昨今、凶悪な事件が報道されない日はない。
それも中学生をはじめ、若者の殺人事件が連続している。
「誰も自分に関心をもってくれないから」
「親が相談にのってくれないから」
そして・・・
「だから相手は誰でもよかった」
「親を困らせたかった」
などという動機が不思議に一致している。
報道されるのは殺人事件やバスジャックのように大きな事件だけだから、報道されない同様の事件はきっと全国で頻発しているのではないかと思う。
何とも殺伐とした世の中になったものである。
しかし翻ってみて、あの小泉政権も政治の中で全く同じようなことをしていたのではないかと思う。
そのことがこうした社会の流れに拍車をかけたのだと思う。
即ち、当時の小泉首相は「私に反対する人はすべて抵抗勢力だ!」と決めつける発言をくり返した。
そしてあの郵政解散では「小泉流の郵政民営化」に反対した自民党議員は、そのことだけの理由で公認せず刺客と称して自分の意のままに従う新人を公認した。
そこには自分の意見に従わなければ政治生命を奪うという、すさまじいまでの強者の論理、弱い者いじめの構図がくっきりと浮かんでくる。
そのいじめの実態を生々しくTVは連日報道し、日本中が異様な雰囲気と熱気に包まれたものである。
さらにライブドアの堀江元社長を事実上公認し、自民党の看板の一人としたである。
その彼は「金さえあれば何でも手に入る。

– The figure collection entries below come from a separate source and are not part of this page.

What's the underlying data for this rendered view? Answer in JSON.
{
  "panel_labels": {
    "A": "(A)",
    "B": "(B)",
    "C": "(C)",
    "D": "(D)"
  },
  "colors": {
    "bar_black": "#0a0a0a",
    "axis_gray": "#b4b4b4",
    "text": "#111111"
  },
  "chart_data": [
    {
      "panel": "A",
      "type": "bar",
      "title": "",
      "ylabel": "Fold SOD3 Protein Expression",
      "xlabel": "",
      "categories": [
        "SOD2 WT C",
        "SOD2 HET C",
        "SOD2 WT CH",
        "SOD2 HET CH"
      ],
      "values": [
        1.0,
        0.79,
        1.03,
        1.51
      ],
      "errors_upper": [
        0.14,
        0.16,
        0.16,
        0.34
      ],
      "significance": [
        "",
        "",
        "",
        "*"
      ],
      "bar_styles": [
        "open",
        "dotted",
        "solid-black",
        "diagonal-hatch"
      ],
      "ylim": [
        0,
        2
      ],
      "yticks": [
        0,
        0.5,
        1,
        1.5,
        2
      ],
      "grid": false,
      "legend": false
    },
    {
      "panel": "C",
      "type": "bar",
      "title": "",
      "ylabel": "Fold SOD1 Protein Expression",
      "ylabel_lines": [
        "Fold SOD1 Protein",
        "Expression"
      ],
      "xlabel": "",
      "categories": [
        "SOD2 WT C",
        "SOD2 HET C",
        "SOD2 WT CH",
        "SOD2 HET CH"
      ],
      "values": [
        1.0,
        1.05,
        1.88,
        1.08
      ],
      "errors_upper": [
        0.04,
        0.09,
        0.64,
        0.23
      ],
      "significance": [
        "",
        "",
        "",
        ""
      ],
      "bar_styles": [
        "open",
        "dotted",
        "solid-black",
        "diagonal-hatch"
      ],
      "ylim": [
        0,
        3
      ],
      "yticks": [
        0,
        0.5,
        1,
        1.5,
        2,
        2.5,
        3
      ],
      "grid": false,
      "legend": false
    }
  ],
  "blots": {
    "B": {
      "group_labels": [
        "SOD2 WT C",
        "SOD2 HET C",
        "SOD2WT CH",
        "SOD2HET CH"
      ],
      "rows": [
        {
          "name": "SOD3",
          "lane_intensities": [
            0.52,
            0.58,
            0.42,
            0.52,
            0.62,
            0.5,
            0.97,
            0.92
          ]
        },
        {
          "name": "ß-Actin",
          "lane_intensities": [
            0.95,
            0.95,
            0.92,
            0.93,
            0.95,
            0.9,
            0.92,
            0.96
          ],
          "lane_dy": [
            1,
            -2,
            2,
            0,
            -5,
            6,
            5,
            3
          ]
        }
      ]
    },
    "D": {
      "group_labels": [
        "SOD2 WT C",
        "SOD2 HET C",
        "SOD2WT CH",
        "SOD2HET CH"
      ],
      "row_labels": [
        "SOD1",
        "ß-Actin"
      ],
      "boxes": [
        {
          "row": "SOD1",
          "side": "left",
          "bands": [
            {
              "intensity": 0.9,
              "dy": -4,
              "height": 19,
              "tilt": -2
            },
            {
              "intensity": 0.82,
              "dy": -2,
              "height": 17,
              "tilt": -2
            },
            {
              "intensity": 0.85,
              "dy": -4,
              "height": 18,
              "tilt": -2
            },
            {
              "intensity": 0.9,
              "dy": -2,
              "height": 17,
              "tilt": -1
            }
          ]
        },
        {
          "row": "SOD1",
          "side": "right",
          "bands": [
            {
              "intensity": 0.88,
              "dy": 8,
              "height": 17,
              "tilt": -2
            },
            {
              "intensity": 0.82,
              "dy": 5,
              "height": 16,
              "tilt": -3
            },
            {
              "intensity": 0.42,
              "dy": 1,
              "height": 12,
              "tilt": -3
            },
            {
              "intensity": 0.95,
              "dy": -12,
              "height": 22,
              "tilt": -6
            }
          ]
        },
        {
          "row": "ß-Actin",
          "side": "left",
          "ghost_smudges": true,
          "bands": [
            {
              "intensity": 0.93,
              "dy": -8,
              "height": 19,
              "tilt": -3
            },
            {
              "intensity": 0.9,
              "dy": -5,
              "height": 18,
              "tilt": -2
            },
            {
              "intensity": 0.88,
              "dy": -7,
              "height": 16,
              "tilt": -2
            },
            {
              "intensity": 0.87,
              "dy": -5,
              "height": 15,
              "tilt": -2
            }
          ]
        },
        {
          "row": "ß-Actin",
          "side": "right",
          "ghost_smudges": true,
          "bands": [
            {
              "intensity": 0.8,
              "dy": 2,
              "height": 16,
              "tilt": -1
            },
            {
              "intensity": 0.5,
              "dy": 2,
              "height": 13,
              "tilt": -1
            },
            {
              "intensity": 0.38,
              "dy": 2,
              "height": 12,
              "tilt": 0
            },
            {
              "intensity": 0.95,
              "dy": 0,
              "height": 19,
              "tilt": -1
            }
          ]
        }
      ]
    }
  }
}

金がすべてだ」と明言していた人物である。
あれからまもなく丸3年である。
「郵政民営化さえすれば経済は活性化し税収が増え、財政は改善し増税する必要がなくなり、明るい豊かな国になる」という約束は一体どうなったのか。
全く正反対の日本の現状ではないか。
国民負担は増える一方で、しかも弱者をいたわる心をなくし、自分さえよければという殺伐とした社会になってきている。
こうした政治の在り方が国民とりわけ若者に対して、自分の意見に従わなければ許さないという強者の論理、弱者いじめが正当化されるかのようなメッセージを与えたのだと思う。
あの福沢諭吉は
自由の気風は「必ず反対する意見が自由に発表され、少数意見の権利が保証されるところにのみ存在する」「一つの物の考え方だけが流通しているような場合には自由な気風がない」と喝破した。
そしてまた「天は人の上に人をつくらず、人の下に人をつくらず」という名言も残した。
今や日本の社会は本来の自由の気風を失い「人の上にカネをつくり、カネの下に人をつくり」というマネー第1の社会に陥ってしまったこともまた、昨今の凶悪事件が連続して起こる背景にあるのではないかと思う。